# Other Places Around The World > France Travel Forum >  >  westin paris

## LindaP

Hi all, we are in the early stages of planning for next spring, our 30th anniversary trip. We just got tickets on Air France to Paris and on to Naples. We'll spend some time on the Amalfi, Capri.....then on the way back, 3 nights in Paris(never been).  Has anyone stayed at the Westin? We stayed at the Westin in Rome, and it was great.  Thanks for any input/suggestions.   LindaP

----------


## GayleR

I think the way to choose a hotel in Paris should be based on whether you prefer the Right or Left Bank which have a very different feel from each other, as well as the types of things you plan on doing and where they're located. Also worth taking into consideration is whether you enjoy staying in a larger, chain-type hotel or enjoy a smaller, quieter family run hotel which may offer more charm and French authenticity.

The Westin Paris is a very pretty "grande dame" hotel (438 rooms) centrally located in the 1st arrondisement and quite close  to many of the tourist attractions. It is large and right on a main street. 
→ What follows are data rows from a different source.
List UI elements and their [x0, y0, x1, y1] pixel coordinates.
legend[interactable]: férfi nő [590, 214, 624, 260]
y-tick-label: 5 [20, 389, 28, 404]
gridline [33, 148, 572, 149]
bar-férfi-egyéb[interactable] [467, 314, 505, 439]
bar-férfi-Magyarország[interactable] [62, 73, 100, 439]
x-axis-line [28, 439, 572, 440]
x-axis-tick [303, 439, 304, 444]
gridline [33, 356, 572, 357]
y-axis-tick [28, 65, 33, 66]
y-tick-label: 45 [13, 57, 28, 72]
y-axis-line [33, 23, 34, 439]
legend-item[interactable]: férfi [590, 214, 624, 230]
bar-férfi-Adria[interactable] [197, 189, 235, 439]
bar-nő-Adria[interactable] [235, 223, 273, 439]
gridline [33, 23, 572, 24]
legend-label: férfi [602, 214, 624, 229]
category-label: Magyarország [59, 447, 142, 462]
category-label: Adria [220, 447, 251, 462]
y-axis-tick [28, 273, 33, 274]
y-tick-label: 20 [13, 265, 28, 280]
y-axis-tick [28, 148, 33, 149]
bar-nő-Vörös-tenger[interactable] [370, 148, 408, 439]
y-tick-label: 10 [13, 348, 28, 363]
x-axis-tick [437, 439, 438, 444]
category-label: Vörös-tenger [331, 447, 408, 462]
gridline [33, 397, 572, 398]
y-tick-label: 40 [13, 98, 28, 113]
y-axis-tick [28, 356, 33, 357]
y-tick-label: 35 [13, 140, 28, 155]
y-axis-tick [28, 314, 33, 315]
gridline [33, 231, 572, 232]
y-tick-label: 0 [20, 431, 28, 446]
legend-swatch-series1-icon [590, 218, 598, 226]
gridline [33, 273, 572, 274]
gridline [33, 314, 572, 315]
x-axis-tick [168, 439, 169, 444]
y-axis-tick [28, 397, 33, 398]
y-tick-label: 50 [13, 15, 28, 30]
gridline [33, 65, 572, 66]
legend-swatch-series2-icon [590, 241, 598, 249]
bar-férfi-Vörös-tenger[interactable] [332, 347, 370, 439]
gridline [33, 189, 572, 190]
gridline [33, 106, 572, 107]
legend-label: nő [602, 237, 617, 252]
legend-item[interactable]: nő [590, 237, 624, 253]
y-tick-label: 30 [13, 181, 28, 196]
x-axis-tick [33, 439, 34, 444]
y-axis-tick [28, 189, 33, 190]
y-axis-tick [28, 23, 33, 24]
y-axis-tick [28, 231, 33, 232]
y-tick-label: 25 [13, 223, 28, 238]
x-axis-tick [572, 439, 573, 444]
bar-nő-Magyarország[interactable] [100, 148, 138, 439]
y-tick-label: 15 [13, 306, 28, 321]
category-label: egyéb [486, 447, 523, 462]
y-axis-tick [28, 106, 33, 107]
If you have any Paris questions, feel free to PM me. Happy Paris planning.

----------


## infi

I agree with GayleR. It's a personal choice but the chains tend to be a little too impersonal and rote for me. Paris has some wonderful boutique hotels which tend to give you more flavor of the city. Small rooms sure but that is more of the authentic Paris experience. I am sure the regulars here can give you referrals and also doing some web searches will keep you busy and may get you a little excited about your trip to what has to be in the top 10 cities in the world to visit.  
I prefer the left bank but to each their own....

Stuart

----------


## griegle1

just returned from paris.  The other posters have it right.  Choose left or right bank and go from there.  The Westin is in a very touristy area near the Louvre.  We prefer the left bank.  Alot of the same retailers there you see in St. Barths. Tripadvisor is a pretty good source of objective feedback.  Paris is an amazing city.

----------


## nnoska

hi linda, the boys say hi to, Lib T just stayed there pm her, isaw it in feb., looks great it is in the middle of alot and you can walk or take the metro anywhere, sounds like a great trip enjoy!!! regards erik and family
if you would consider an apt. look at parisperfect.com for great upscale apts in the 7th arrond.

----------